Although this vision is seductive, promising both a free market and increased consumer welfare, the predicate belief in the effectiveness of financial-literacy education lacks empirical support. Moreover, the belief is implausible, given the velocity of change in the financial marketplace, the gulf between current consumer skills and those needed to understand today’s complex non standardized financial products, the persistence of biases in financial decision making, and the disparity between educators and financial-services firms in resources with which to reach consumers.
Harboring this belief may be innocent, but it is not harmless; the pursuit of financial literacy poses costs that almost certainly swamp any benefits. For some consumers, financial education appears to increase confidence without improving ability, leading to worse decisions. When consumers find themselves in dismal financial straits, the regulation-through-education model blames them for their plight, shaming them and deflecting calls for effective market regulation. Consumers generally do not serve as their own doctors and lawyers and for reasons of efficient division of labor alone, generally should not serve as their own financial experts. The search for effective financial-literacy education should be replaced by a search for policies more conducive to good consumer financial outcomes.”
Surprisingly, in view of the ABI’s recent negative responses to the proposed introduction of collective defined contribution schemes (CDC), the efficient pension solution does lie in insurance, though CDC is only one step on the right road.

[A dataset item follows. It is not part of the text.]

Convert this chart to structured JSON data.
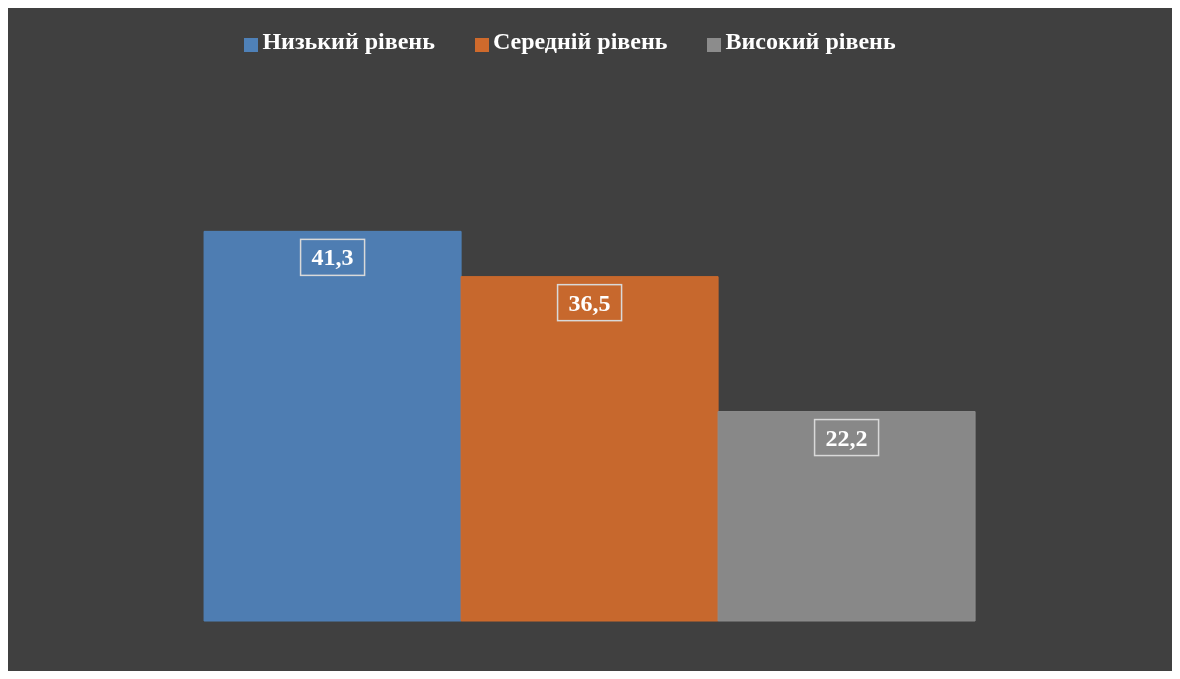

Mary McAleese, the former President of Ireland, put the case for insurance rather well:
The certainty and confidence that insurance provision brings to all our daily lives, whether business or personal, enables us to breathe more easily, to find the confidence to let innovation flourish and to engage with the present and the future, chastened by the past but not allowing the fear of the possible to paralyse us in the present.”
For pensions, this amounts to buying the car, not the kit.
For those who would like to believe that our existing methods might work, if only we applied more of them, let me take just one, transparency, among many possible and indicate its failings. The demands for disclosure and transparency arise from the desire for public accountability – but it is never a sufficient basis for delivering this. Sufficiency would additionally require adequate and unambiguous communication. Moreover, in many circumstances, transparency is not even a necessary condition; notably where it creates perverse incentives.
Transparency and disclosure will not level the playing field between the institutions and individual investors. The institutional investor’s advantage does not lie in simply having access to more information, but mainly in analysis and information processing. That means that greater disclosure will make the gap between institutions and individual consumers bigger, rather than level the playing field.
The further problem with additional disclosure is that it affords even greater opportunity for liability evasion on the part of managers and advisors. All that unintelligible fine print, and those incomprehensible reports are designed to eliminate accountability, and with that any possibility of reparations or redress.
The challenge for the UK insurance industry is to design policies that can provide occupational pensions cost effectively, while satisfying McAleese’s earlier confidence, certainty and comfort principles.
Of course, those innovations need not, and probably will not, rely upon either the nostrums of academic finance or the fads and whims of the omnipresent, omniscient pension consultant. Given the global pre-eminence of London in insurance, it is surprising that Germany and Sweden have more advanced offerings, which have survived the tests of time and customer satisfaction rather well. Another case of vorsprung durch technik?